Bagi yang pernah merasakan hidup sebagai anak kos dan jauh dari kampung, pasti memiliki banyak cerita.
Tak peduli sejauh mana kita merantau, tapi sebagai anak kos tentunya kita memilik cerita yang hampir sama, meskipun tidak persis.
Dulu, ketika masih ngekos di Darussalam untuk kepentingan kuliah, sama seperti yang lain, saya juga mengalami sebagaimana kondisi umumnya anak kos. Padahal saya termasuk kategori “setengah ngekos,” sebab tinggal di rumah sendiri, cuma saja jauh dari orang tua.
Meskipun mendapat kiriman uang dalam jumlah memadai untuk ukuran ekonomi sederhana, sebagai anak kos, saya tetap saja menghadapi masalah keuangan menjelang akhir bulan.
Selama menjadi anak kos, saya memang berusaha untuk berhemat semampunya.
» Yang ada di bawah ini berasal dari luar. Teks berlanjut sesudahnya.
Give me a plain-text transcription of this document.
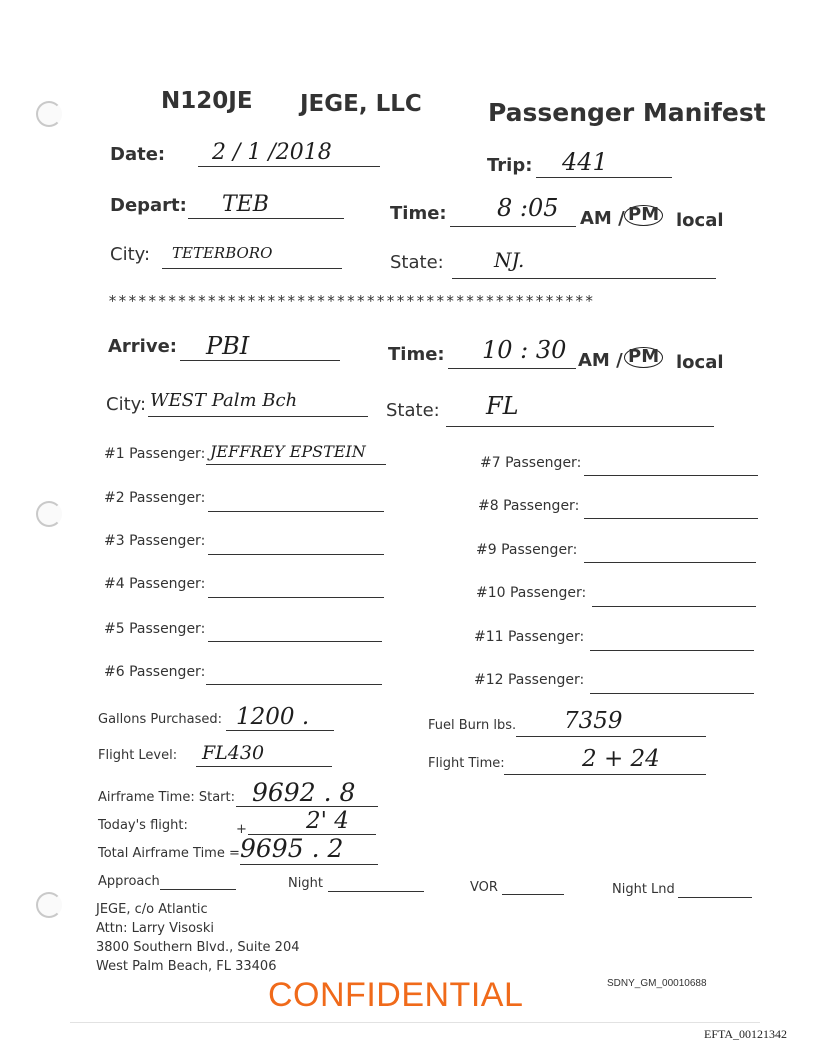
N120JE JEGE, LLC	Passenger Manifest
Date: 2 / 1 /2018
Trip: 441
Depart: TEB	Time: 8 :05 AM / PM local
City: TETERBORO	State:	NJ.
*************************************************
Arrive: PBI	Time: 10 : 30 AM / PM local
City: WEST Palm Bch	State: FL
#1 Passenger: JEFFREY EPSTEIN
#2 Passenger:
#3 Passenger:
#4 Passenger:
#5 Passenger:
#6 Passenger:
#7 Passenger:
#8 Passenger:
#9 Passenger:
#10 Passenger:
#11 Passenger:
#12 Passenger:
Gallons Purchased: 1200 .	Fuel Burn lbs. 7359
Flight Level: FL430	Flight Time:	2 + 24
Airframe Time: Start: 9692 . 8
Today's flight:	+	2' 4
Total Airframe Time = 9695 . 2
Approach	Night	VOR	Night Lnd
JEGE, c/o Atlantic
Attn: Larry Visoski
3800 Southern Blvd., Suite 204
West Palm Beach, FL 33406
CONFIDENTIAL	SDNY_GM_00010688
EFTA_00121342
Namun demikian, sehemat-hematnya anak kos tetap saja ada “insiden” yang bermuara pada “kekurangan stok.”
Karena kondisi keuangan yang terus menipis dari hari ke hari, menjelang akhir bulan saya memperketat aksi penghematan, khususnya di bagian makan minum.
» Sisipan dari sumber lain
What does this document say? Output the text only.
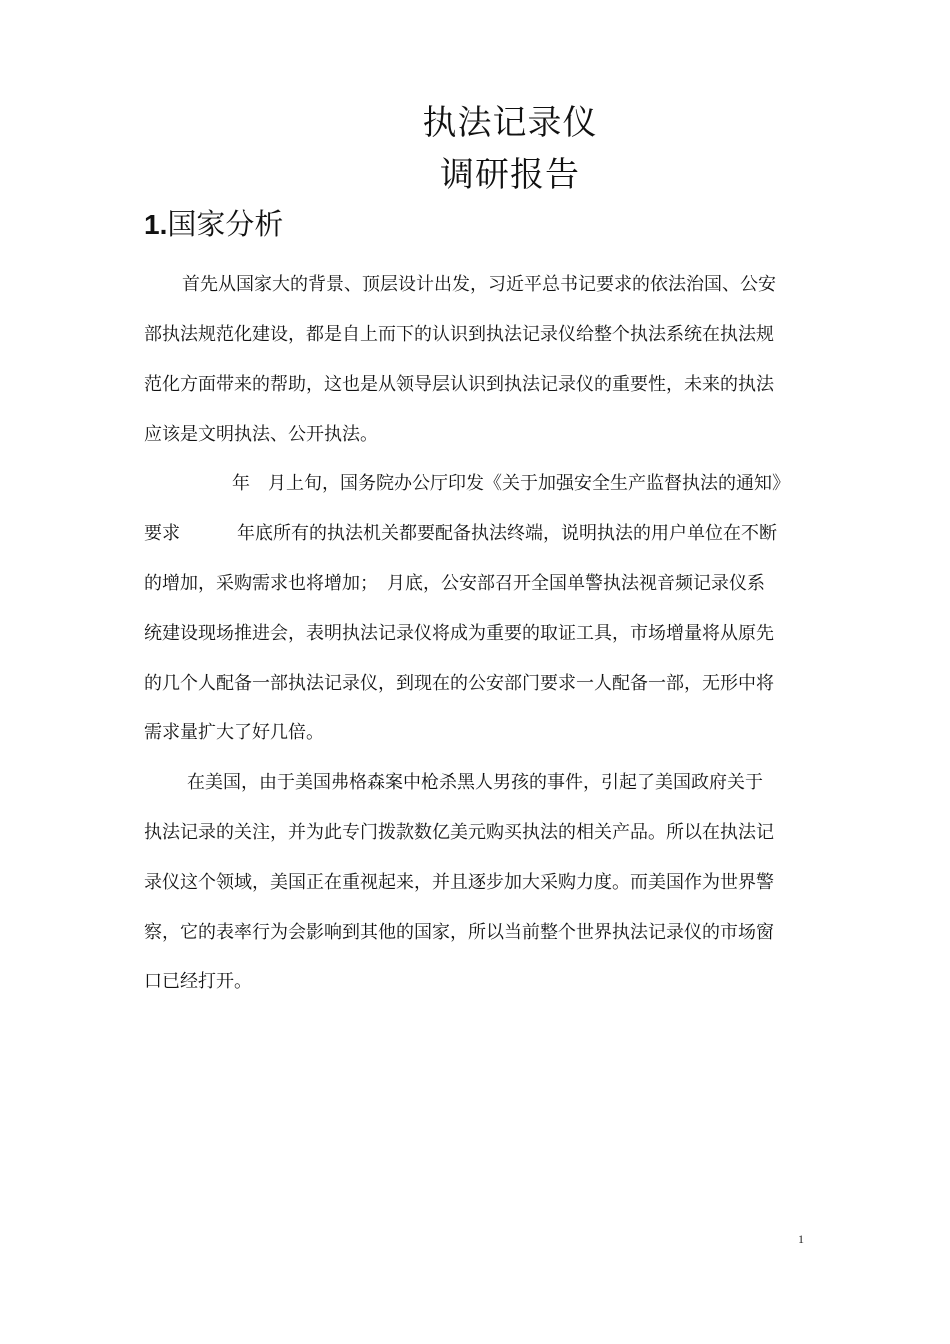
执法记录仪
调研报告
1.国家分析
首先从国家大的背景、顶层设计出发，习近平总书记要求的依法治国、公安
部执法规范化建设，都是自上而下的认识到执法记录仪给整个执法系统在执法规
范化方面带来的帮助，这也是从领导层认识到执法记录仪的重要性，未来的执法
应该是文明执法、公开执法。
年　月上旬，国务院办公厅印发《关于加强安全生产监督执法的通知》
要求	年底所有的执法机关都要配备执法终端，说明执法的用户单位在不断
的增加，采购需求也将增加；　月底，公安部召开全国单警执法视音频记录仪系
统建设现场推进会，表明执法记录仪将成为重要的取证工具，市场增量将从原先
的几个人配备一部执法记录仪，到现在的公安部门要求一人配备一部，无形中将
需求量扩大了好几倍。
在美国，由于美国弗格森案中枪杀黑人男孩的事件，引起了美国政府关于
执法记录的关注，并为此专门拨款数亿美元购买执法的相关产品。所以在执法记
录仪这个领域，美国正在重视起来，并且逐步加大采购力度。而美国作为世界警
察，它的表率行为会影响到其他的国家，所以当前整个世界执法记录仪的市场窗
口已经打开。
1
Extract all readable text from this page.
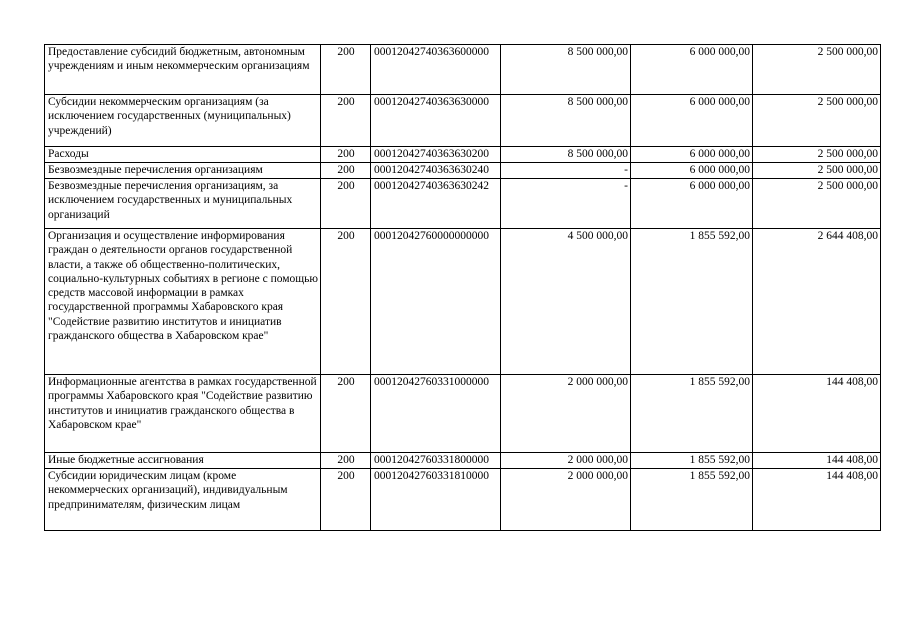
Предоставление субсидий бюджетным, автономным учреждениям и иным некоммерческим организациям	200	00012042740363600000	8 500 000,00	6 000 000,00	2 500 000,00
Субсидии некоммерческим организациям (за исключением государственных (муниципальных) учреждений)	200	00012042740363630000	8 500 000,00	6 000 000,00	2 500 000,00
Расходы	200	00012042740363630200	8 500 000,00	6 000 000,00	2 500 000,00
Безвозмездные перечисления организациям	200	00012042740363630240	-	6 000 000,00	2 500 000,00
Безвозмездные перечисления организациям, за исключением государственных и муниципальных организаций	200	00012042740363630242	-	6 000 000,00	2 500 000,00
Организация и осуществление информирования граждан о деятельности органов государственной власти, а также об общественно-политических, социально-культурных событиях в регионе с помощью средств массовой информации в рамках государственной программы Хабаровского края "Содействие развитию институтов и инициатив гражданского общества в Хабаровском крае"	200	00012042760000000000	4 500 000,00	1 855 592,00	2 644 408,00
Информационные агентства в рамках государственной программы Хабаровского края "Содействие развитию институтов и инициатив гражданского общества в Хабаровском крае"	200	00012042760331000000	2 000 000,00	1 855 592,00	144 408,00
Иные бюджетные ассигнования	200	00012042760331800000	2 000 000,00	1 855 592,00	144 408,00
Субсидии юридическим лицам (кроме некоммерческих организаций), индивидуальным предпринимателям, физическим лицам	200	00012042760331810000	2 000 000,00	1 855 592,00	144 408,00
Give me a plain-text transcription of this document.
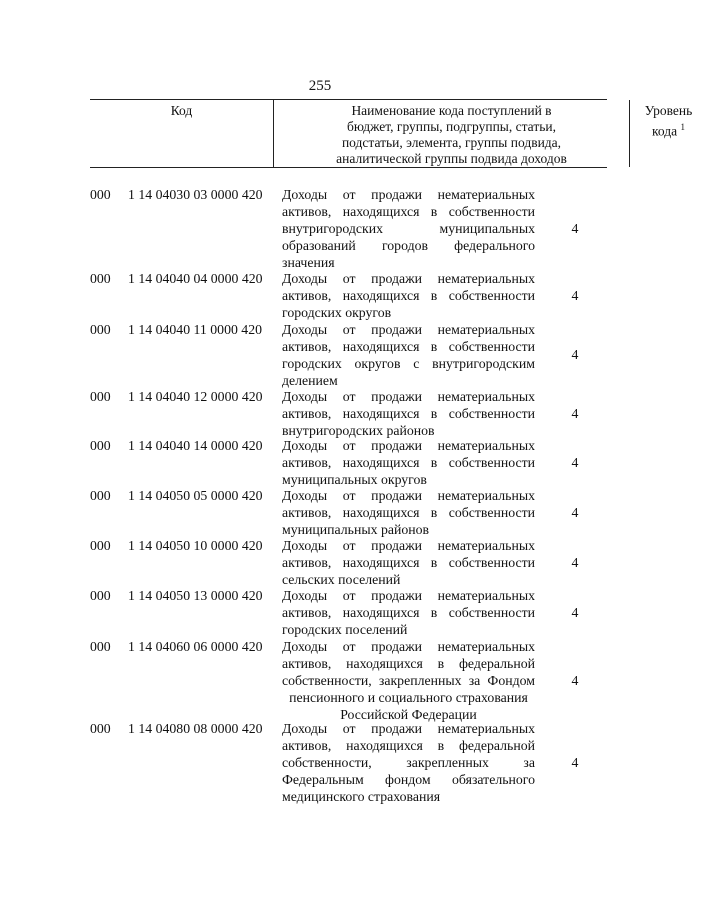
255
Код	Наименование кода поступлений в
бюджет, группы, подгруппы, статьи,
подстатьи, элемента, группы подвида,
аналитической группы подвида доходов
Уровень
кода $^1$
000	1 14 04030 03 0000 420	Доходы от продажи нематериальных
активов, находящихся в собственности
внутригородских муниципальных
образований городов федерального
значения
4
000	1 14 04040 04 0000 420	Доходы от продажи нематериальных
активов, находящихся в собственности
городских округов
4
000	1 14 04040 11 0000 420	Доходы от продажи нематериальных
активов, находящихся в собственности
городских округов с внутригородским
делением
4
000	1 14 04040 12 0000 420	Доходы от продажи нематериальных
активов, находящихся в собственности
внутригородских районов
4
000	1 14 04040 14 0000 420	Доходы от продажи нематериальных
активов, находящихся в собственности
муниципальных округов
4
000	1 14 04050 05 0000 420	Доходы от продажи нематериальных
активов, находящихся в собственности
муниципальных районов
4
000	1 14 04050 10 0000 420	Доходы от продажи нематериальных
активов, находящихся в собственности
сельских поселений
4
000	1 14 04050 13 0000 420	Доходы от продажи нематериальных
активов, находящихся в собственности
городских поселений
4
000	1 14 04060 06 0000 420	Доходы от продажи нематериальных
активов, находящихся в федеральной
собственности, закрепленных за Фондом
пенсионного и социального страхования
Российской Федерации
4
000	1 14 04080 08 0000 420	Доходы от продажи нематериальных
активов, находящихся в федеральной
собственности, закрепленных за
Федеральным фондом обязательного
медицинского страхования
4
Menjelang akhir bulan, untuk sarapan, saya tetap makan nasi bungkus di warung sembari menikmati kopi pancung. Sementara untuk makan siang saya biasa membeli ikan yang berukuran panjang di warung Darussalam. Saya tidak mau tau nama ikannya, pokoknya harus panjang. Sementara kuah saya beli terpisah dalam kantung plastik.
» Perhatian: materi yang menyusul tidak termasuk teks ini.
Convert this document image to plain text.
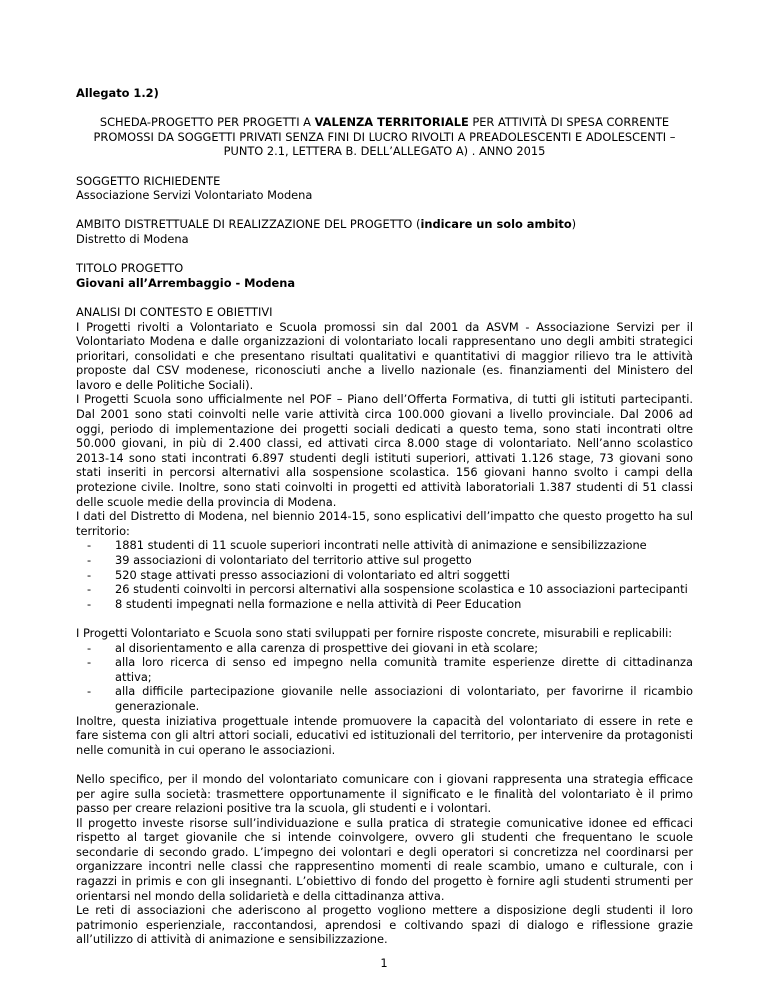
Allegato 1.2)

SCHEDA-PROGETTO PER PROGETTI A VALENZA TERRITORIALE PER ATTIVITÀ DI SPESA CORRENTE PROMOSSI DA SOGGETTI PRIVATI SENZA FINI DI LUCRO RIVOLTI A PREADOLESCENTI E ADOLESCENTI – PUNTO 2.1, LETTERA B. DELL’ALLEGATO A) . ANNO 2015

SOGGETTO RICHIEDENTE

Associazione Servizi Volontariato Modena

AMBITO DISTRETTUALE DI REALIZZAZIONE DEL PROGETTO (indicare un solo ambito)

Distretto di Modena

TITOLO PROGETTO

Giovani all’Arrembaggio - Modena

ANALISI DI CONTESTO E OBIETTIVI

I Progetti rivolti a Volontariato e Scuola promossi sin dal 2001 da ASVM - Associazione Servizi per il Volontariato Modena e dalle organizzazioni di volontariato locali rappresentano uno degli ambiti strategici prioritari, consolidati e che presentano risultati qualitativi e quantitativi di maggior rilievo tra le attività proposte dal CSV modenese, riconosciuti anche a livello nazionale (es. finanziamenti del Ministero del lavoro e delle Politiche Sociali).

I Progetti Scuola sono ufficialmente nel POF – Piano dell’Offerta Formativa, di tutti gli istituti partecipanti. Dal 2001 sono stati coinvolti nelle varie attività circa 100.000 giovani a livello provinciale. Dal 2006 ad oggi, periodo di implementazione dei progetti sociali dedicati a questo tema, sono stati incontrati oltre 50.000 giovani, in più di 2.400 classi, ed attivati circa 8.000 stage di volontariato. Nell’anno scolastico 2013-14 sono stati incontrati 6.897 studenti degli istituti superiori, attivati 1.126 stage, 73 giovani sono stati inseriti in percorsi alternativi alla sospensione scolastica. 156 giovani hanno svolto i campi della protezione civile. Inoltre, sono stati coinvolti in progetti ed attività laboratoriali 1.387 studenti di 51 classi delle scuole medie della provincia di Modena.

I dati del Distretto di Modena, nel biennio 2014-15, sono esplicativi dell’impatto che questo progetto ha sul territorio:

- 1881 studenti di 11 scuole superiori incontrati nelle attività di animazione e sensibilizzazione
- 39 associazioni di volontariato del territorio attive sul progetto
- 520 stage attivati presso associazioni di volontariato ed altri soggetti
- 26 studenti coinvolti in percorsi alternativi alla sospensione scolastica e 10 associazioni partecipanti
- 8 studenti impegnati nella formazione e nella attività di Peer Education

I Progetti Volontariato e Scuola sono stati sviluppati per fornire risposte concrete, misurabili e replicabili:

- al disorientamento e alla carenza di prospettive dei giovani in età scolare;
- alla loro ricerca di senso ed impegno nella comunità tramite esperienze dirette di cittadinanza attiva;
- alla difficile partecipazione giovanile nelle associazioni di volontariato, per favorirne il ricambio generazionale.

Inoltre, questa iniziativa progettuale intende promuovere la capacità del volontariato di essere in rete e fare sistema con gli altri attori sociali, educativi ed istituzionali del territorio, per intervenire da protagonisti nelle comunità in cui operano le associazioni.

Nello specifico, per il mondo del volontariato comunicare con i giovani rappresenta una strategia efficace per agire sulla società: trasmettere opportunamente il significato e le finalità del volontariato è il primo passo per creare relazioni positive tra la scuola, gli studenti e i volontari.

Il progetto investe risorse sull’individuazione e sulla pratica di strategie comunicative idonee ed efficaci rispetto al target giovanile che si intende coinvolgere, ovvero gli studenti che frequentano le scuole secondarie di secondo grado. L’impegno dei volontari e degli operatori si concretizza nel coordinarsi per organizzare incontri nelle classi che rappresentino momenti di reale scambio, umano e culturale, con i ragazzi in primis e con gli insegnanti. L’obiettivo di fondo del progetto è fornire agli studenti strumenti per orientarsi nel mondo della solidarietà e della cittadinanza attiva.

Le reti di associazioni che aderiscono al progetto vogliono mettere a disposizione degli studenti il loro patrimonio esperienziale, raccontandosi, aprendosi e coltivando spazi di dialogo e riflessione grazie all’utilizzo di attività di animazione e sensibilizzazione.

1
Sesampai di rumah, ikan panjang tadi saya potong menjadi dua bagian. Kuah juga saya bagi dua bagian. Satu bagian ikan dan kuah saya makan di waktu siang, sementara sisanya saya simpan untuk makan malam.
Karena aksi hemat tingkat tinggi ini terus saya lakukan menjelang akhir bulan, si pemilik warung pun sudah mulai “menghafal” kebiasaan ini. Setiap saya ke warung, dia selalu menyambut saya dengan kalimat ulok, “Tameng ju, na eungkot panyang (silakan masuk, ada ikan panjang).
Akhirnya oleh si pemilik warung, saya dikenal sebagai parte blo eungkot panyang (pembeli ikan panjang). Saya tetap bersyukur, sebab dengan cara seperti ini saya bisa tetap bertahan sampai akhir bulan.